ALEGRÍA DE MORIR
UN CARMELITA DESCALZO
CAPITULO XVIII
OFRECIMIENTO A DIOS
DE LA PROPIA VIDA Y DEL SER
Sólo en el cielo podré comprender la intensidad y grandeza del amor que Dios me tuvo desde toda la eternidad. Mi aspiración es no hacerme indigno de este amor y pedirle agrande en mí la capacidad de amar. Amadme, Dios mío, amadme para que yo os ame cuanto deseo y Vos queréis.
No hay hermosura ni grandeza ni encanto que pueda asemejarse a este amor de Dios, ni hay nada que tenga poder para transformar el alma como este divino amor. «Amar Dios al alma, escribía San Juan de la Cruz, es meterla en cierta manera en Sí mismo, igualándola Consigo, y así ama el alma en Sí Consigo, con el mismo amor con que Él se ama» (1).
Como es imposible que el alma pueda tener amor infinito, no la es posible llegar a amar a Dios con amor infinito propio, según es el deseo del alma fervorosa enamorada, y para acercarse en su pequeñísima capacidad a este anhelo, se esfuerza y esmera en ofrecerse continuamente a Dios y en hacer con toda delicadeza y con todo heroísmo cuanto puede en obsequio del Señor.
Ve que en su pequeñez puede intentar dos cosas: primero, deshacerse ante Dios en amor humilde, de reconocimiento y de gratitud. En este deshacerse delante de Dios espera una nueva gracia y un nuevo fuego para poderle amar con más fidelidad y con mayor fuerza.
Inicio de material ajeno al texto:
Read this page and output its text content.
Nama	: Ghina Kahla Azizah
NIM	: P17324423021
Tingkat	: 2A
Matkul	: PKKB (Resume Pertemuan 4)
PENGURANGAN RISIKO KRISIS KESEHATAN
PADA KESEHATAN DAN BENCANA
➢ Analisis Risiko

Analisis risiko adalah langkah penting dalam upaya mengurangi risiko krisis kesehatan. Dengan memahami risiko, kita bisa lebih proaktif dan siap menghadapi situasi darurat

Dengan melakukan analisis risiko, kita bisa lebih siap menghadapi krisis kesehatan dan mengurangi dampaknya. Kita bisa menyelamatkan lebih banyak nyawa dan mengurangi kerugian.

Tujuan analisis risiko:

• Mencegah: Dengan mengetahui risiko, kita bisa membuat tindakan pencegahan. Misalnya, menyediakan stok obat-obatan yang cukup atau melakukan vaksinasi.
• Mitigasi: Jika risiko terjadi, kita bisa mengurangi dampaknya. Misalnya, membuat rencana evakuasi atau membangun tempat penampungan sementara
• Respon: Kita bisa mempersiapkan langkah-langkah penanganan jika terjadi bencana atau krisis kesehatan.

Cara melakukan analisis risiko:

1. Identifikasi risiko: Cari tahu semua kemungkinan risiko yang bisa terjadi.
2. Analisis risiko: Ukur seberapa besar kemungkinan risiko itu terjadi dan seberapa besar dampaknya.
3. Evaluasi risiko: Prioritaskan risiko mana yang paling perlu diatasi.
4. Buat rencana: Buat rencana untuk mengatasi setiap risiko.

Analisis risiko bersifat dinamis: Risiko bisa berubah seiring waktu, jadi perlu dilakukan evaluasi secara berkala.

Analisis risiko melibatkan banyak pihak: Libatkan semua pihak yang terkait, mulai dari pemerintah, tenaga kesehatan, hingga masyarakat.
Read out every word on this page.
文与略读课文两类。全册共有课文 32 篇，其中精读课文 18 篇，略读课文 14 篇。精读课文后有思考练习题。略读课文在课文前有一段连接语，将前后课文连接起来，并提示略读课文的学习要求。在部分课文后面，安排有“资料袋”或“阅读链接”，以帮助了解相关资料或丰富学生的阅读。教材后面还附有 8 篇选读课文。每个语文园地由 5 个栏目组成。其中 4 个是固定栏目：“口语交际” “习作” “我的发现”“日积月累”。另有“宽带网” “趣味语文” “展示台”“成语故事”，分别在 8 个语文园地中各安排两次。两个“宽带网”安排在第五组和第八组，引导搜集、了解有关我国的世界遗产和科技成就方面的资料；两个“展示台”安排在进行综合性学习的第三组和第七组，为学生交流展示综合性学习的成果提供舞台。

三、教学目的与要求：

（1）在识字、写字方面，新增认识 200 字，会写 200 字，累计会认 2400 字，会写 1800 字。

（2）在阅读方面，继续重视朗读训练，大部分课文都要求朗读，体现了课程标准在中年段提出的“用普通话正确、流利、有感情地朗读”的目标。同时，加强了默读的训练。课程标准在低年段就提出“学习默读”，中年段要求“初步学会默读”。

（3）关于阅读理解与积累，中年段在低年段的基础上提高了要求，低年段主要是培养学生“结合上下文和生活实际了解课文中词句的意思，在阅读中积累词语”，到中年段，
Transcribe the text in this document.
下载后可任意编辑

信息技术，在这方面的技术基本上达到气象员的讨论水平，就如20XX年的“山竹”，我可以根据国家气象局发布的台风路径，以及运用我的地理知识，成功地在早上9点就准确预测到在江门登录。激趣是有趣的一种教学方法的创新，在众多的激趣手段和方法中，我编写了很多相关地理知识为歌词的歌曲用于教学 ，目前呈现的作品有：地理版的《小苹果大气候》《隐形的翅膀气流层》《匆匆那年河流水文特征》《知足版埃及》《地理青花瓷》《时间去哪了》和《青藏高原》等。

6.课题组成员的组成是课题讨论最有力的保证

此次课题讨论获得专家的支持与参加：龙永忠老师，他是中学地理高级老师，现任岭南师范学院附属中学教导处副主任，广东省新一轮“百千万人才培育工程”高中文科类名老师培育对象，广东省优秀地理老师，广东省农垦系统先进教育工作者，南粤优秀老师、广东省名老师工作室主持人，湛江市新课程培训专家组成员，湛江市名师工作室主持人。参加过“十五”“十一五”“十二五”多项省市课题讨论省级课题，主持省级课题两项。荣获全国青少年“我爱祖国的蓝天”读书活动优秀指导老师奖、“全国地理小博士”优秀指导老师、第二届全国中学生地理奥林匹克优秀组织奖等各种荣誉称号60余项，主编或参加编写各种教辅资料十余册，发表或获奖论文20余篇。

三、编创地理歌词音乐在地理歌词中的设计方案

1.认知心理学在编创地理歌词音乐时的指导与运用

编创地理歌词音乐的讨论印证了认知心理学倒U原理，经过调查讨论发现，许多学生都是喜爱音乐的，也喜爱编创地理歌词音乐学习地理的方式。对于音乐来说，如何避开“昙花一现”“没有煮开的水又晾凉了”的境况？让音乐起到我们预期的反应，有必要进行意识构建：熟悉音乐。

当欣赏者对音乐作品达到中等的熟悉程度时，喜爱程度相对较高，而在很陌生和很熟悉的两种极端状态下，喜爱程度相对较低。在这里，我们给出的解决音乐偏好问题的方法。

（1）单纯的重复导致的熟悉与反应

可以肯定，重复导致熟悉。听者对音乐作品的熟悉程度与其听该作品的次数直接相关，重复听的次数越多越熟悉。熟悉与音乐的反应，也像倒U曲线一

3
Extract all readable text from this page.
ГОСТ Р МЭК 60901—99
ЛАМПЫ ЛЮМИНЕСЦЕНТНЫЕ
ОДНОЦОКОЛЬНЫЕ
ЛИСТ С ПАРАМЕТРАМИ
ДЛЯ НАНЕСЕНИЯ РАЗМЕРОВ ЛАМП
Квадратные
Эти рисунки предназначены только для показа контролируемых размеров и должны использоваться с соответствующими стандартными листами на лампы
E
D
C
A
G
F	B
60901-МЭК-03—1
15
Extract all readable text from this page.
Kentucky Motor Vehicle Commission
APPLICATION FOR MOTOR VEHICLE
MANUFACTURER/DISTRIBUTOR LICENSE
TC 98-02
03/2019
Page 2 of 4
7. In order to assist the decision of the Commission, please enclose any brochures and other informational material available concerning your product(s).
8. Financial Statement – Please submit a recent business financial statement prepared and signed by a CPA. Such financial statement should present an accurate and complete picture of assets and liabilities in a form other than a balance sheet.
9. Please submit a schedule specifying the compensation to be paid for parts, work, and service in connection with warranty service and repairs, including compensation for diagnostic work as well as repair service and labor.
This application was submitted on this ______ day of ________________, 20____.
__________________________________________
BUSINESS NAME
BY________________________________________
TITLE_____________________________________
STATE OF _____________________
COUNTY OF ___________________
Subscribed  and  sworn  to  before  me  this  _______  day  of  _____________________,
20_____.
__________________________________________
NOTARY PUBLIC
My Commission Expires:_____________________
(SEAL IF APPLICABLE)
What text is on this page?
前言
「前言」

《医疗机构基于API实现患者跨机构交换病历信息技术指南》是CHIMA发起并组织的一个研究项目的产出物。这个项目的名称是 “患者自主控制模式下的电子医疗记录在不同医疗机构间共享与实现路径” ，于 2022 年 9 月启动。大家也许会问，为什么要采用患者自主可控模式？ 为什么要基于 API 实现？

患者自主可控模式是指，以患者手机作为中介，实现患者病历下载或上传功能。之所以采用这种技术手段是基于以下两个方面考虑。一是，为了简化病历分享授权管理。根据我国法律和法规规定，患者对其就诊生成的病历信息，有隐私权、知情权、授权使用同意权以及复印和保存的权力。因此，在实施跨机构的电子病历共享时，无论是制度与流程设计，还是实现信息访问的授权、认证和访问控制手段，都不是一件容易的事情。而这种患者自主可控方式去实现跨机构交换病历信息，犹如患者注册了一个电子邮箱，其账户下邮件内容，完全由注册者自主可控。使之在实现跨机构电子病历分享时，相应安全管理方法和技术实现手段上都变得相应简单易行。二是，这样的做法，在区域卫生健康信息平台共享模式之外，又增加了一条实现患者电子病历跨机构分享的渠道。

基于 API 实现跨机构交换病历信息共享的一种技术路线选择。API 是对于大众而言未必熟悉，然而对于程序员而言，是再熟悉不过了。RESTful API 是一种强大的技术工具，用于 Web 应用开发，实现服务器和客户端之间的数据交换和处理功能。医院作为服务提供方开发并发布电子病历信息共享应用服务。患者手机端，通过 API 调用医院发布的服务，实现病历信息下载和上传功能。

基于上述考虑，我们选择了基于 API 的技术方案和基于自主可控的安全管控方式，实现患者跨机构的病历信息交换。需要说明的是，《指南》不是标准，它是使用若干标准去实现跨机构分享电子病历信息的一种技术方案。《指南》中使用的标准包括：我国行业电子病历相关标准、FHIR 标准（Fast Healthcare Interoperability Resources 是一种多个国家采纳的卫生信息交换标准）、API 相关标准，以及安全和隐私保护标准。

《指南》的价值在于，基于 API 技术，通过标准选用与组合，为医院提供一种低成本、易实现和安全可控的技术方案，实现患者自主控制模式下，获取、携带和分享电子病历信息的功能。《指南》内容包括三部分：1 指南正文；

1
Ve que lo segundo que puede hacer es ofrecer totalmente a Dios la nada de su propio ser y de hecho le ofrece este pequeñísimo tesoro y el inmenso caudal de la gracia. Lo natural es su propio ser y su vida con todas sus acciones, pensamientos y amores.
Todo lo ha recibido de la bondad de Dios y tiene su mayor gozo en podérselo ofrecer todo en agradecimiento y para su gloria. Quiere ser toda de Dios, repitiendo con gozo y haciendo suya la exclamación de Santa Teresa de Jesús: Ya toda me entregué y di. ¿Qué hace, Señor mío, el que por Vos no se deshace?
No me pertenezco a mí mismo; soy de Dios y para Dios. Sólo quiero y busco su gloria y su alabanza. Por esto renuncia el alma a sus gustos y delicadezas, abrazando el sacrificio; escoge la muerte de las alegrías y disipaciones del mundo, buscando el retiro del claustro para estar con Dios y sus Ángeles; se entrega al apostolado para que todos amen a Dios y espera la muerte para vivir la verdadera vida.
Toma las palabras de David para ensalzar al Señor, diciendo: A Ti te entregué el corazón, a Ti te buscó el alma mía. Alma mía, bendice al Señor y bendiga su santo nombre cuanto hay en mí (2).
Sobre su vida y su ser está el tesoro sobrenatural recibido del mismo Dios, más valioso que todos los mundos y que todas las criaturas; es el mismo Dios, que se da al alma en amor. Yo, pobre y ruin criatura, llena de defectos e imperfecciones, si tengo grandes deseos puedo ofrecer al Señor lo que vale más, sin comparación, no sólo que mi pequeñez, sino que las criaturas más excelsas y puras; puedo ofrecer el mismo amor de Dios, y a Él mismo.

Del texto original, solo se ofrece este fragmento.